Beberapa saat lalu aku juga sedang keranjingan mendengarkan audio book, tentu saja ilmunya sudah terserap, simpulan dan penjelasan kecil yang mudah dicerna juga mampu ditelan secara lancar, tapi aku kehilangan minat sebab merasa bosan. Mendengarkan seseorang bercerita tentang apa yang ia dapatkan saat membaca buku tersebut atau ringkasan buku tersebut bahkan jika buku tersebut memang sudah diterbitkan menjadi audio book secara penuh dan lengkap, aku tidak nyaman saja.
Seperti ada sesuatu yang kurang, seperti masakan yang kurang garam atau sambal terasi yang terlalu banyak tomatnya sehingga rasa asin amis dari terasi menguap.
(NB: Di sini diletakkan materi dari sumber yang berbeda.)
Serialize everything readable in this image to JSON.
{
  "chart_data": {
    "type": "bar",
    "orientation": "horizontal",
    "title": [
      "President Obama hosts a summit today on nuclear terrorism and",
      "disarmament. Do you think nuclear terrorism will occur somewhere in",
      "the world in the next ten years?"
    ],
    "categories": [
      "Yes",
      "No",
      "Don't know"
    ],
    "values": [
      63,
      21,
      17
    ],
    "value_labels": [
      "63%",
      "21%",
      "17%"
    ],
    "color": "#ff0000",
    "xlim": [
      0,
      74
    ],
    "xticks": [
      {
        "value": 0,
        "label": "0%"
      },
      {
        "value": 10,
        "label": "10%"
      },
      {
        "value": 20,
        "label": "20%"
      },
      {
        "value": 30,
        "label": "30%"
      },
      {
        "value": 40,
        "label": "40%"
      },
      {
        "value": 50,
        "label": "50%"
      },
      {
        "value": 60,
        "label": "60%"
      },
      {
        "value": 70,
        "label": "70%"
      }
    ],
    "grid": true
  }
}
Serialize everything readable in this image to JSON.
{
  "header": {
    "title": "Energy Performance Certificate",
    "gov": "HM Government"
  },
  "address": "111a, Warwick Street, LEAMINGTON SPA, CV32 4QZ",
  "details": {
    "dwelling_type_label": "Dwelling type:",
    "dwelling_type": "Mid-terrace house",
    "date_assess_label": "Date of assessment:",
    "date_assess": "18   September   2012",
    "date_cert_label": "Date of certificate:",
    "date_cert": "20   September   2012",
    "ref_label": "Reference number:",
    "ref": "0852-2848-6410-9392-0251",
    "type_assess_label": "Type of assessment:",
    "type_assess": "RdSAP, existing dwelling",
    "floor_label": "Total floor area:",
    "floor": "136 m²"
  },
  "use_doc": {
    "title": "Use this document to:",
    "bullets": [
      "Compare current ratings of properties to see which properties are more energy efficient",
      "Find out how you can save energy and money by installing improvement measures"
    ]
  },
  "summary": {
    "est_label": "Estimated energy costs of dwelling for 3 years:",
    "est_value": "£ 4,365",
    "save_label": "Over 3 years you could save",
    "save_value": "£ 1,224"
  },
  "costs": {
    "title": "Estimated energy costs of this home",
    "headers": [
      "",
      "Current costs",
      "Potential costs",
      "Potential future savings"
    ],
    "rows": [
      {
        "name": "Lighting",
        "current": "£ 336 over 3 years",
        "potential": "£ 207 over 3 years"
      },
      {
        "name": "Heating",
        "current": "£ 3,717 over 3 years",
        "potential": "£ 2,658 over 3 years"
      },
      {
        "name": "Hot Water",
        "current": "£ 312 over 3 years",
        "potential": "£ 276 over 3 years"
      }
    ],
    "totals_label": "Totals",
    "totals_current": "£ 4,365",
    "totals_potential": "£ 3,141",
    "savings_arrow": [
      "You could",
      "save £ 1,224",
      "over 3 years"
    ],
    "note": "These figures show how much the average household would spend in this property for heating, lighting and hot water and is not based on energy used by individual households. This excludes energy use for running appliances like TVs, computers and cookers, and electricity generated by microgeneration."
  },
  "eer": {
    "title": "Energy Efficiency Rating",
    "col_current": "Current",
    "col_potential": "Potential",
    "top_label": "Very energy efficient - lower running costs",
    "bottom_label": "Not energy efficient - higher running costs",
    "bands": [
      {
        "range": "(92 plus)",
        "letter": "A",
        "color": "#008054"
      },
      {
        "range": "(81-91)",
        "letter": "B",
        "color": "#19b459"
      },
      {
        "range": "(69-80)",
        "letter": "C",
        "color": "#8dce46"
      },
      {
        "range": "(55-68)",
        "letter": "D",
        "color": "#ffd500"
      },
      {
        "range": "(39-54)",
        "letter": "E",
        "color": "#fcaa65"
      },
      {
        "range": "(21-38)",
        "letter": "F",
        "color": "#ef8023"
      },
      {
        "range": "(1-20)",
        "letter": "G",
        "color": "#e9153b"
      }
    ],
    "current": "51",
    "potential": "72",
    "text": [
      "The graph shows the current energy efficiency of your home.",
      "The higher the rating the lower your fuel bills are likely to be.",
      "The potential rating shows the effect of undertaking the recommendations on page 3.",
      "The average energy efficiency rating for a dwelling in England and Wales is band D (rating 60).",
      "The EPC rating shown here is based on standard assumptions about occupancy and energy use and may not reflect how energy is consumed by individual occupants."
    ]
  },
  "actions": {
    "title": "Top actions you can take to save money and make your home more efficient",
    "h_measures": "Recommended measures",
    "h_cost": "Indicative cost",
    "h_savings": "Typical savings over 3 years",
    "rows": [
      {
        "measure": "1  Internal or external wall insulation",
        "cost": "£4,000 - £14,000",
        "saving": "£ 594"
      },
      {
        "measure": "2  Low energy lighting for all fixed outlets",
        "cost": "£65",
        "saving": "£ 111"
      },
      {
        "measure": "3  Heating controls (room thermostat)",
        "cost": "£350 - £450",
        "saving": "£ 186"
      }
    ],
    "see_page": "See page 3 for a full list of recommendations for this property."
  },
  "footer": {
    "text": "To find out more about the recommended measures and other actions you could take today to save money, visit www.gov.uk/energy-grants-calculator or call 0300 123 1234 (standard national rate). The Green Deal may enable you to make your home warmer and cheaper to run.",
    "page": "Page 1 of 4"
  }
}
Membaca bagi diri yang kuno ini adalah proses menarik mata dari pojok kiri atas hingga sudut kanan bawah, sementara audio book hanya cukup menyiapkan telinga dan konsentrasi yang tinggi. Bagiku itu tidak menarik, menjemukkan dan membuat kantuk cepat datang. Tentu kau boleh berbeda pandangan soal ini dan tentu itu juga kebenaran yang berlaku baik untukmu.
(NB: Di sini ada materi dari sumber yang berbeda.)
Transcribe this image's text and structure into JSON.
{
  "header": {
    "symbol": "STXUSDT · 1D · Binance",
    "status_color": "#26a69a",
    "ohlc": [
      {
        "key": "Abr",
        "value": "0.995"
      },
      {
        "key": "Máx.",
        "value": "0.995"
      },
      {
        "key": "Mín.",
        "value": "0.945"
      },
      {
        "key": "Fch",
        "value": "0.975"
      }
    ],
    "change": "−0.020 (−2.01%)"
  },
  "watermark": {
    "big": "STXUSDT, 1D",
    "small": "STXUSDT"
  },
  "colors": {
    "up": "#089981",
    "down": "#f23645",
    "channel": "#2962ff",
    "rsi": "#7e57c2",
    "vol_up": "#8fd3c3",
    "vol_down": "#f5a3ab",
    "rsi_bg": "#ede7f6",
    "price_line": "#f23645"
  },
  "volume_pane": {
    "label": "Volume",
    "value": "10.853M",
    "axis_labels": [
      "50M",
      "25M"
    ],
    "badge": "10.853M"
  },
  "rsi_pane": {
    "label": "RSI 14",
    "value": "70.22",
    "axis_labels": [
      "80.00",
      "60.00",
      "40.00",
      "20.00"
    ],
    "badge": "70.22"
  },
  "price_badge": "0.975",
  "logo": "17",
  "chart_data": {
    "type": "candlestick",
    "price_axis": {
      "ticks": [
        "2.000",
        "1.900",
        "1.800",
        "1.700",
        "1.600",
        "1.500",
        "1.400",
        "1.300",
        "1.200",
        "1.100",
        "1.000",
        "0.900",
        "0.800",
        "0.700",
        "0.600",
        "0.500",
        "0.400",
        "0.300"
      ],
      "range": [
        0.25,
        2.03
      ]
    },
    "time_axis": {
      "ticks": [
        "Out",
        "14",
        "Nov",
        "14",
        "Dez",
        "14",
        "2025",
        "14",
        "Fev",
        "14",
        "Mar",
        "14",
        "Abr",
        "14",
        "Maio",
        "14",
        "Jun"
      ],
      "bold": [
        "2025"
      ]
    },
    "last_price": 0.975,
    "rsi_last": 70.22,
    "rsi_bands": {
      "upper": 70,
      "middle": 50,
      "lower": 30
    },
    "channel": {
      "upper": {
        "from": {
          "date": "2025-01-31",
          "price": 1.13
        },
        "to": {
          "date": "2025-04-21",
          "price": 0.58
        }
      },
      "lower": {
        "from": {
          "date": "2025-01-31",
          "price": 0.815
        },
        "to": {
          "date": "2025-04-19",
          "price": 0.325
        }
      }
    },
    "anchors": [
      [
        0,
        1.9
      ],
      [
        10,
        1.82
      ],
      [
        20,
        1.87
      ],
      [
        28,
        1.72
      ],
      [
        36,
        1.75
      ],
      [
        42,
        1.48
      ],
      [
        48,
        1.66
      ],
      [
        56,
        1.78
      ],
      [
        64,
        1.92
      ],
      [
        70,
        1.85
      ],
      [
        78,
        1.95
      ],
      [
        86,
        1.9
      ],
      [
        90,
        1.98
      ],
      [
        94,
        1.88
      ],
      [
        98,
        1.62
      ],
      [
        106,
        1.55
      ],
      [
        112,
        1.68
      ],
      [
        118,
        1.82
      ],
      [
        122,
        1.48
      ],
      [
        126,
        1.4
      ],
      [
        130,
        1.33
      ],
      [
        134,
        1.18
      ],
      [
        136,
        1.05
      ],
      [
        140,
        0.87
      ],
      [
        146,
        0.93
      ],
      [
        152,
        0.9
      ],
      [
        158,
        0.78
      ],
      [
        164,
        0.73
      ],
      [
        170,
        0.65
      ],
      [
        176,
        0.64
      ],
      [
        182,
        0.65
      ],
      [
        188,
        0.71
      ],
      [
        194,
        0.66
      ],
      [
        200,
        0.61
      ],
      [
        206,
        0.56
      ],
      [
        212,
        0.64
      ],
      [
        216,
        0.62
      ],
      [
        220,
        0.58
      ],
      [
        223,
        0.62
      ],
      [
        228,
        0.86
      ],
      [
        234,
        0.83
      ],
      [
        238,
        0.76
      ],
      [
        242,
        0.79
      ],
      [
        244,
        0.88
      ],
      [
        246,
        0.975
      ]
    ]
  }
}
Saat membaca buku atau jurnal secara fisik, emosi yang dimiliki akan mengikuti alur tulisan, akan diketahui bagaimana alur seorang penulis bertutur, gaya tulisan yang dipakainya, kosa kata yang menjadi ciri khasnya serta diksi-diksi yang digunakannya. Semua itu tak akan ditemui di ChatGPT.
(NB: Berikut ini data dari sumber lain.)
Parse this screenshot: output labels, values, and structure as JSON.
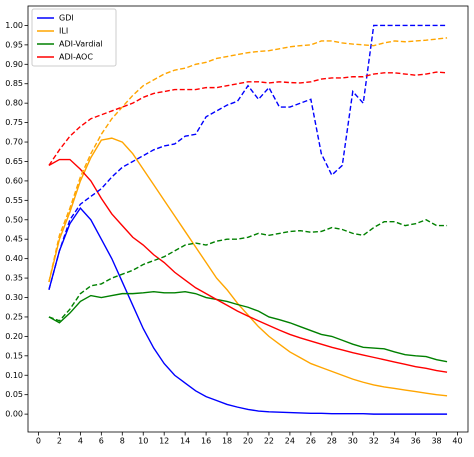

AI memang memudahkan dan mempersingkat pekerjaan kita. Mempermudah dalam menemukan sumber literasi dan mempersingkat waktu baca sebuah buku atau jurlan. Bahkan membaca secara digital ku rasa lebih baik daripada ketergantungan pada AI. Karena saat AI bekerja ia tidak menggunakan emosinya, mereka tak memiliki perasaan, pikiran yang terlampu logis dan kaku juga sesuatu yang buruk bagi perkembangan kemampuan kritis otak.
Dan saat semua serba instan, cepat, dan pendek kita akan kehilangan banyak detail yang diperlukan. Kita mungkin akan menemukan ChatGPT menerjemahkan Bumi Manusia milik Pram sebagai buku yang fenomenal, buku yang menceritakan soal keadaal sosial politik masa Hindia Belanda, menerangkan Minke sebagai tokoh utama dan Annelis sebagai gadis yang membuatnya jatuh cinta. Tapi ChatGPT tidak akan memperkenalkan siapa Nyai Ontosoroh, bagaimana sikap dan wataknya, bagaimana perasaanmu saat mendengar Nyai memanggil Minke dengan Sinyo. Atau bayangan akan sangar dan tangguhnya Darsam.
Kecepatan teknologi tetap tak bisa menggantikan emosi, perasaan dan logika kita yang cacat, gerowong, alpa dan kopong saat membaca. Sebab itulah dari dulu Tuhan menciptakan kita dengan ketidaksempurnaan. Sebab itu pulalah manusia bisa berkembang dan menciptakan segala bentuk teknologi yang memudahkan manusia masa depan. Sebab itu pula, membacalah. Jangan hanya mendengar, melihat atau bahkan mencari simpulan, ringkasan atau bahkan makna yang tersirat dari AI, video tiktok, youtube atau mungkin audiobook.